Rubens Chiri/Divulgação
Rubens Chiri/Divulgação

Árbitro relata homofobia em Vasco x São Paulo e time carioca pode ser punido e até perder pontos

Após recomendação do STJD para coibir manifestações preconceituosas, partida no Rio registra primeiro incidente

Ciro Campos, O Estado de S. Paulo

25 de agosto de 2019 | 23h34

O árbitro Anderson Daronco relatou neste domingo na súmula da partida entre Vasco e São Paulo, pelo Campeonato Brasileiro, em São Januário, a ocorrência de um ato homofóbico praticado pela torcida do time carioca. No segundo tempo, parte do público presente entoou o canto "time de v...", atitude que pode render punições, como a perda dos pontos conquistados dentro de campo. A primeira pena é em dinheiro, que varia de R$ 100 a R$ 100 mil. Em caso de reincidência, a pena pode ser perda de pontos.

A súmula, publicada no site da CBF, consta que o árbitro paralisou a partida para interromper o canto homofóbico. "Aos 19 minutos do segundo tempo, a partida foi paralisada para informar ao delegado do jogo e aos capitães de ambas as equipes a necessidade de não acontecer novamente e para informar no sistema de som do estádio o pedido para que os torcedores não gritassem mais palavras homofóbicas", diz o texto.

Daronco conversou primeiramente com o técnico do Vasco, Vanderlei Luxemburgo, que prontamente se virou para as arquibancadas e pediu para que os torcedores pararem com as manifestações. Dentro de campo, a equipe carioca venceu por 2 a 0, com gols no segundo tempo marcados por Talles Magno e Fellipe Bastos e se afastou das últimas posições na tabela.  

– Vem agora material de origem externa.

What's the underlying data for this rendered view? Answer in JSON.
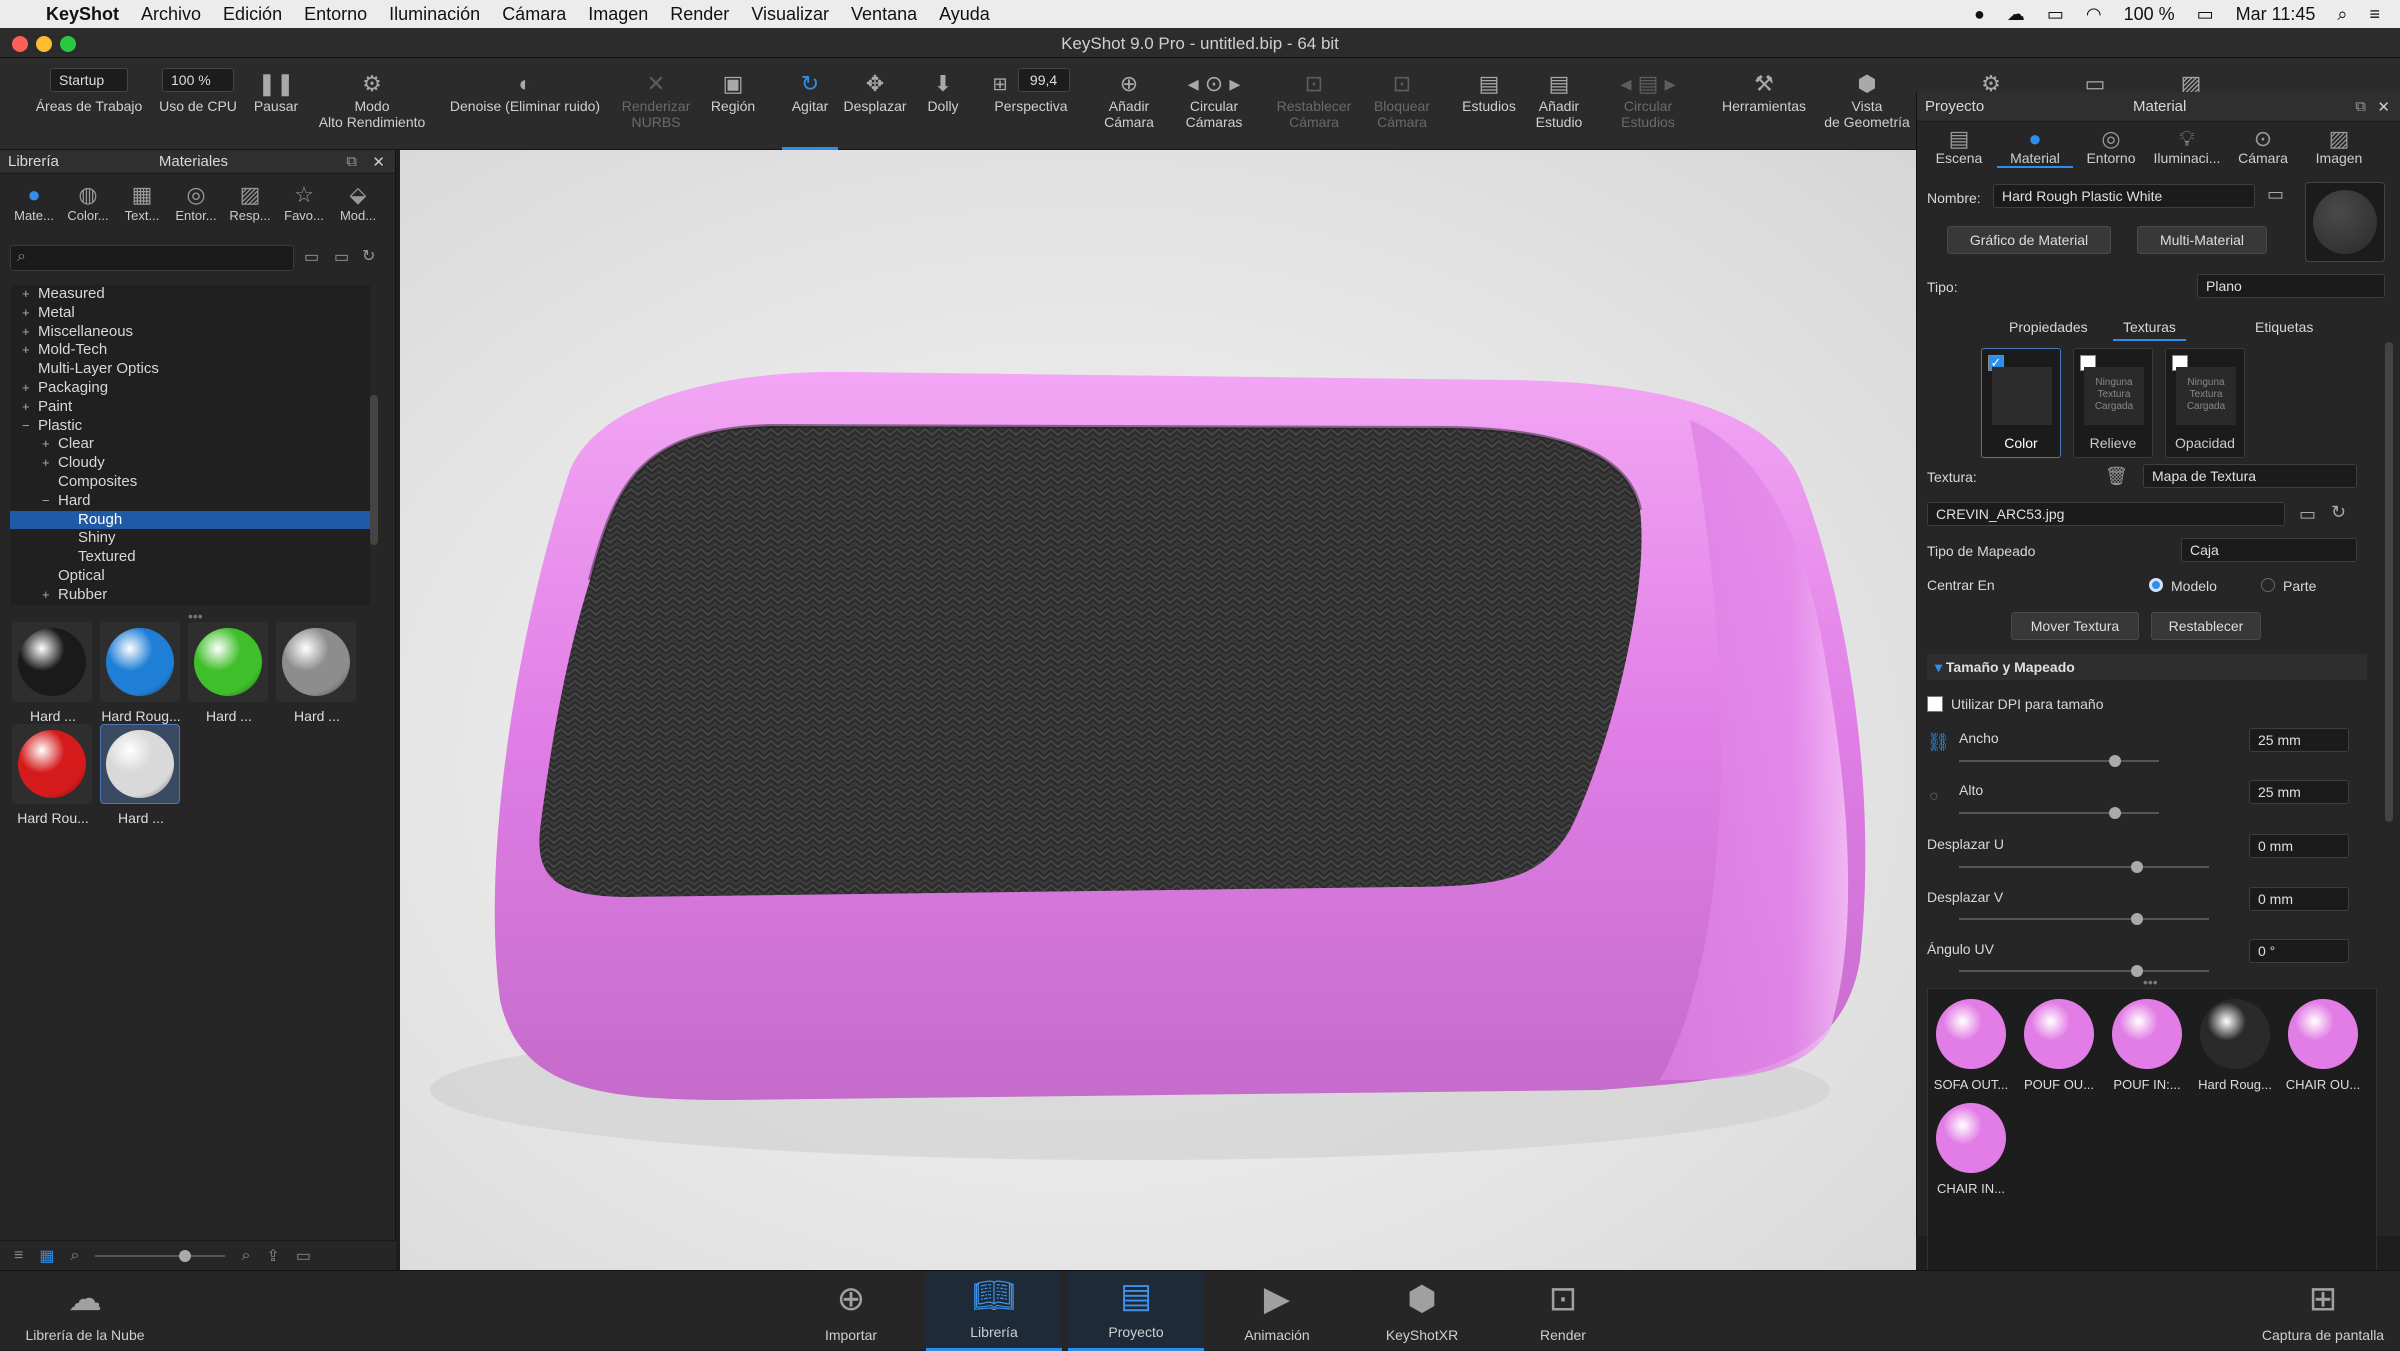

A ocorrência de atos homofóbicos pode punir os clubes a partir desta rodada. Na segunda-feira, o Superior Tribunal de Justiça Desportiva (STJD) recomendou que as atitudes preconceituosas passassem a ser relatadas nas súmulas. Os casos podem render a perda de três pontos, pois devem ser enquadrados no artigo 243-G do Código Disciplinar (praticar ato discriminatório, desdenhoso ou ultrajante, relacionado a preconceito em razão de origem étnica, raça, sexo, cor, idade, condição de pessoa idosa ou portadora de deficiência). 

Na última semana, o Estado procurou os 20 clubes da Série A para comentar sobre o assunto. A maioria deles manifestou ser contra receber punição por atitudes da torcida e prometeu realizar campanhas de conscientização para não correr o risco de possíveis penalidades. Em nenhuma outra partida da rodada foi registrada outro incidente do mesmo tipo.